Unveiling Composite Dynamics

Who: Kasper Langæble (CP3-Origins)
When: Monday, August 15, 2016

Share this pageShare on FacebookTweet about this on TwitterShare on LinkedInGoogle+

Abstract:
In this thesis we investigate the phenomenological viability of a recently proposed class of composite Dark Matter (DM) models where the relic density is determined by \(3\to2\) number-changing processes in the dark sector. Here the dark pions of the strongly interacting field theory constitute the DM particles.
In order to do so, we first briefly review the current description of Nature and how composite states of the known fundamental forces are essential to our understanding of Nature. In particular, this leads us to the theory of quantum chromodynamics (QCD), which at low energy describes the proton and the neutron in terms of the elementary particles, the quarks and the gluons. A successful method for describing low energy QCD is Chiral Perturbation Theory ($\chi$PT), which is derived from the spontaneously broken symmetries of QCD. Therefore we present the global symmetries of QCD in the chiral limit, and the concept of spontaneous symmetry breaking, before introducing the approach of \(\chi\)PT in a general setting that describes any pattern of chiral symmetry breaking.

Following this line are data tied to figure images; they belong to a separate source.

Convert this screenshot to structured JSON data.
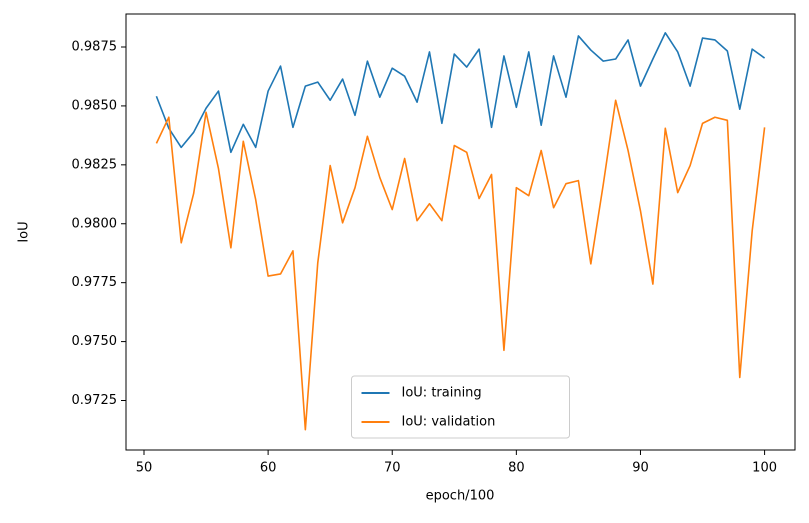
{
  "chart_data": {
    "type": "line",
    "x_label": "epoch/100",
    "y_label": "IoU",
    "x": [
      51,
      52,
      53,
      54,
      55,
      56,
      57,
      58,
      59,
      60,
      61,
      62,
      63,
      64,
      65,
      66,
      67,
      68,
      69,
      70,
      71,
      72,
      73,
      74,
      75,
      76,
      77,
      78,
      79,
      80,
      81,
      82,
      83,
      84,
      85,
      86,
      87,
      88,
      89,
      90,
      91,
      92,
      93,
      94,
      95,
      96,
      97,
      98,
      99,
      100
    ],
    "series": [
      {
        "name": "IoU: training",
        "color": "#1f77b4",
        "values": [
          0.98541,
          0.98405,
          0.98324,
          0.98388,
          0.9849,
          0.98563,
          0.98303,
          0.98422,
          0.98324,
          0.98563,
          0.98669,
          0.98409,
          0.98584,
          0.98601,
          0.98524,
          0.98614,
          0.9846,
          0.9869,
          0.98537,
          0.9866,
          0.98626,
          0.98516,
          0.98729,
          0.98426,
          0.9872,
          0.98665,
          0.98741,
          0.98409,
          0.98712,
          0.98494,
          0.98729,
          0.98418,
          0.98712,
          0.98537,
          0.98797,
          0.98737,
          0.9869,
          0.98699,
          0.9878,
          0.98584,
          0.98699,
          0.9881,
          0.98729,
          0.98584,
          0.98788,
          0.9878,
          0.98733,
          0.98486,
          0.98741,
          0.98703
        ]
      },
      {
        "name": "IoU: validation",
        "color": "#ff7f0e",
        "values": [
          0.98341,
          0.98452,
          0.97919,
          0.98128,
          0.98473,
          0.98234,
          0.97898,
          0.9835,
          0.98102,
          0.97778,
          0.97787,
          0.97885,
          0.97126,
          0.97834,
          0.98247,
          0.98004,
          0.98153,
          0.98371,
          0.98196,
          0.9806,
          0.98277,
          0.98013,
          0.98085,
          0.98013,
          0.98332,
          0.98303,
          0.98107,
          0.98209,
          0.97463,
          0.98153,
          0.98119,
          0.98311,
          0.98068,
          0.9817,
          0.98183,
          0.9783,
          0.98166,
          0.98524,
          0.98311,
          0.98055,
          0.97744,
          0.98405,
          0.98132,
          0.98247,
          0.98426,
          0.98452,
          0.98439,
          0.97348,
          0.9797,
          0.98409
        ]
      }
    ],
    "xlim": [
      48.55,
      102.45
    ],
    "ylim": [
      0.9704,
      0.9889
    ],
    "xticks": [
      50,
      60,
      70,
      80,
      90,
      100
    ],
    "yticks": [
      0.9725,
      {
        "value": 0.975,
        "label": "0.9750"
      },
      0.9775,
      {
        "value": 0.98,
        "label": "0.9800"
      },
      0.9825,
      {
        "value": 0.985,
        "label": "0.9850"
      },
      0.9875
    ],
    "legend": "lower center"
  }
}
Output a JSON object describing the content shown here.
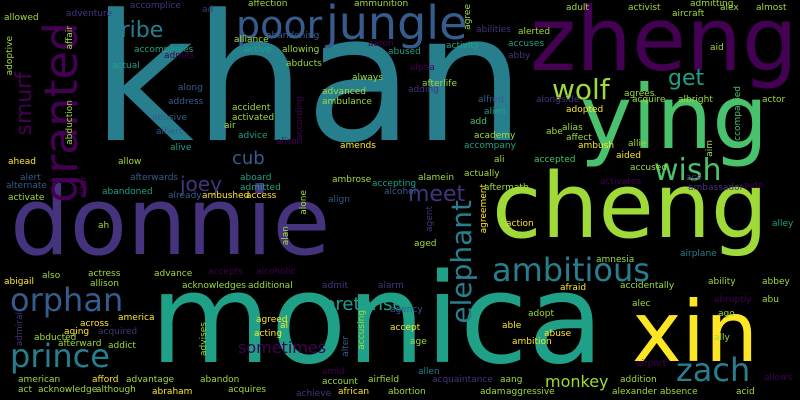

After briefly reviewing the topic of DM, we give an overview of the recent, related literature on the newly proposed DM paradigm called Strongly Interacting Massive Particle (SIMP). This includes a specific realization of the SIMP, called The SIMPlest Miracle, which sets the stage for the work of this thesis.

In the published paper, we perform a consistent next-to-leading and next-to-next-to-leading order investigation using \(\chi\)PT of The SIMPlest Miracle. Our work demonstrates that a leading order analysis cannot be used to draw conclusions about the feasibility of the model. We further show that higher order corrections substantially increase the tension with phenomenological constraints challenging the viability of the simplest realization of the SIMP paradigm.